PlanBench-XL: 대규모 도구 생태계에서 LLM 도구 사용 에이전트의 장기 계획 평가

초록

LLM 에이전트는 점점 더 대규모 도구 생태계에서 작동하며, 현실 세계의 작업은 관련 도구를 발견하고, 암시적 하위 목표를 추론하며, 장기적 시간 범위에 걸쳐 동적 환경에 적응해야 합니다. 그러나 기존 벤치마크는 검색이 제한된 도구 가시성 하에서의 계획을 거의 평가하지 않습니다. 이러한 격차를 해소하기 위해, 우리는 1,665개의 도구에 걸친 327개의 소매 작업으로 구성된 대화형 벤치마크인 PlanBench-XL을 소개합니다. 이는 에이전트가 사용 가능한 도구를 반복적으로 검색하고, 이를 호출하여 최종 목표를 향한 후속 호출을 위한 중간 증거를 발견할 수 있는지 테스트합니다. PlanBench-XL은 또한 선택적 차단 메커니즘을 특징으로 하며, 누락되거나 실패하거나 방해가 되는 도구 기능을 통해 현실 세계의 예측 불가능성을 시뮬레이션하여 에이전트가 중단된 경로를 감지하고 런타임에 적응하도록 강제합니다. 10개의 주요 LLM에 대한 실험은 대규모 도구 계획이 여전히 어려운 과제임을 보여줍니다. GPT-5.4는 차단이 없는 환경에서 51.90%의 정확도를 달성하지만, 가장 심각한 차단 조건에서는 11.36%로 급락합니다. 추가 분석에 따르면, 실패 시 명시적 오류 신호가 없거나 복구에 더 긴 대체 도구 사용 경로가 필요한 경우 에이전트는 특히 취약합니다. 이러한 결과는 PlanBench-XL을 에이전트 계획 실패 진단을 위한 테스트베드로 확립하며, 크고 불완전한 도구 환경에서 장기적 과제를 위한 강건한 적응형 계획의 필요성을 강조합니다.

English

LLM agents increasingly operate in large tool ecosystems, where real-world tasks require discovering relevant tools, inferring implicit sub-goals, and adapting to dynamic environments over long horizons. However, existing benchmarks rarely evaluate planning under retrieval-limited tool visibility. To address this gap, we introduce PlanBench-XL, an interactive benchmark of 327 retail tasks over 1,665 tools that tests whether agents can iteratively retrieve usable tools, invoke them to uncover intermediate evidence for subsequent calls toward the final goal.
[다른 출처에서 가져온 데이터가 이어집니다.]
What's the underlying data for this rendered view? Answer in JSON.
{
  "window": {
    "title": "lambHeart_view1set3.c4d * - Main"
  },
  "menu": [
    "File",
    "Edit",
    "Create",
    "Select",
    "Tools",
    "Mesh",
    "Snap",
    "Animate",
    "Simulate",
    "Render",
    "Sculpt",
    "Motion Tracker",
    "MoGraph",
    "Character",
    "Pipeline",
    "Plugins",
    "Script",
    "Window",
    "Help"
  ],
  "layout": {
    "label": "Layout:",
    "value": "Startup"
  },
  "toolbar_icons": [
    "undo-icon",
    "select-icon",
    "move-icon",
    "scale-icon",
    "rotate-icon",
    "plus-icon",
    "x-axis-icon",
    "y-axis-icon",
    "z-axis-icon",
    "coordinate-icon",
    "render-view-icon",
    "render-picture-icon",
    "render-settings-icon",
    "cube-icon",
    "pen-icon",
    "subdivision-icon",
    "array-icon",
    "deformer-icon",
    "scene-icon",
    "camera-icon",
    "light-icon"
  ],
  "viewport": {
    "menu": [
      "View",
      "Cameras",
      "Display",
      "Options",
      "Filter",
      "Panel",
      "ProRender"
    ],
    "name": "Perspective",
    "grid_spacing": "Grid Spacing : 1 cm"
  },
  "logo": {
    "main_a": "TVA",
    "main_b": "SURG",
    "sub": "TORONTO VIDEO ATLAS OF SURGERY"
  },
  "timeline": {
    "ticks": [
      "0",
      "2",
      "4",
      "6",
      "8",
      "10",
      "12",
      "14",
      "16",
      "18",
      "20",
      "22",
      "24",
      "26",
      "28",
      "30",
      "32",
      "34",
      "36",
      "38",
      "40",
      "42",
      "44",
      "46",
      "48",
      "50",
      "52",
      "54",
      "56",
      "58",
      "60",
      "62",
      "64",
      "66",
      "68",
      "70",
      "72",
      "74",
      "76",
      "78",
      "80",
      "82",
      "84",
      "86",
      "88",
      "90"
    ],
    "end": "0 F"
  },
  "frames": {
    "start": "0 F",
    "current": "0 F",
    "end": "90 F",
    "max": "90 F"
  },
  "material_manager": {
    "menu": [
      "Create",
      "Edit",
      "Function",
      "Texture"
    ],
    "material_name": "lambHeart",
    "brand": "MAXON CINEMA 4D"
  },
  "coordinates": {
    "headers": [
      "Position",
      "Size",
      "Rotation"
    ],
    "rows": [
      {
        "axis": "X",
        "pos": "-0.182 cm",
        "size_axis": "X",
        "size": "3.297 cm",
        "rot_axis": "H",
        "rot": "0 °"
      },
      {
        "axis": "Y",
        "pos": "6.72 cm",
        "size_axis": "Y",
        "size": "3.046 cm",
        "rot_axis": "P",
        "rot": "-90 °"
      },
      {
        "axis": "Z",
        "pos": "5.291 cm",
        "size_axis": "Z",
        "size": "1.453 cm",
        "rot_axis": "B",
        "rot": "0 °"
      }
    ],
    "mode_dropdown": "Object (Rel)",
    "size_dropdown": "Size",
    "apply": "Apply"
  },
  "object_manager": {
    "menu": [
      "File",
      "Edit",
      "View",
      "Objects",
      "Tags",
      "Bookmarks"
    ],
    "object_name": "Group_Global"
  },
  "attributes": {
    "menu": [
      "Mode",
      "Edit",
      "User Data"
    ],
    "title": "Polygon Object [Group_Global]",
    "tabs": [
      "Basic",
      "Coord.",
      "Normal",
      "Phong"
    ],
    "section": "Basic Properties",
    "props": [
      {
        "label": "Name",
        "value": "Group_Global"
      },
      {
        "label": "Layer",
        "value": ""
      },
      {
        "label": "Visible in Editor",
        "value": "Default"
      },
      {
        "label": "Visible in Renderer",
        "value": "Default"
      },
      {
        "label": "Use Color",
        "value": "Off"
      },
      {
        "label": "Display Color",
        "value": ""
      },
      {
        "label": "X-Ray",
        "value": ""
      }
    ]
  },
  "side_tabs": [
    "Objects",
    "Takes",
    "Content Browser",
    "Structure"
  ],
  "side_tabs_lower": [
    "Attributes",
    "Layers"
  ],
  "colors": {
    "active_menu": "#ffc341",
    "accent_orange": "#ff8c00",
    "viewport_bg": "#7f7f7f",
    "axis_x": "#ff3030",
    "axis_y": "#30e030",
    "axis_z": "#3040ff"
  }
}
PlanBench-XL further features an optional blocking mechanism that simulates real-world unpredictability through missing, failing, or distracting tool functions, forcing agents to detect disrupted paths and adapt at runtime. Experiments on ten leading LLMs show that massive-tool planning remains challenging: while GPT-5.4 achieves 51.90% accuracy in block-free settings, it collapses to 11.36% under the most severe blocking condition. Further analysis shows that agents are especially vulnerable when failures lack explicit error signals or when recovery requires longer alternative tool-use paths. These results establish PlanBench-XL as a testbed for diagnosing agentic planning failures and highlight the need for robust adaptive planning in long-horizon tasks with large, imperfect tool environments.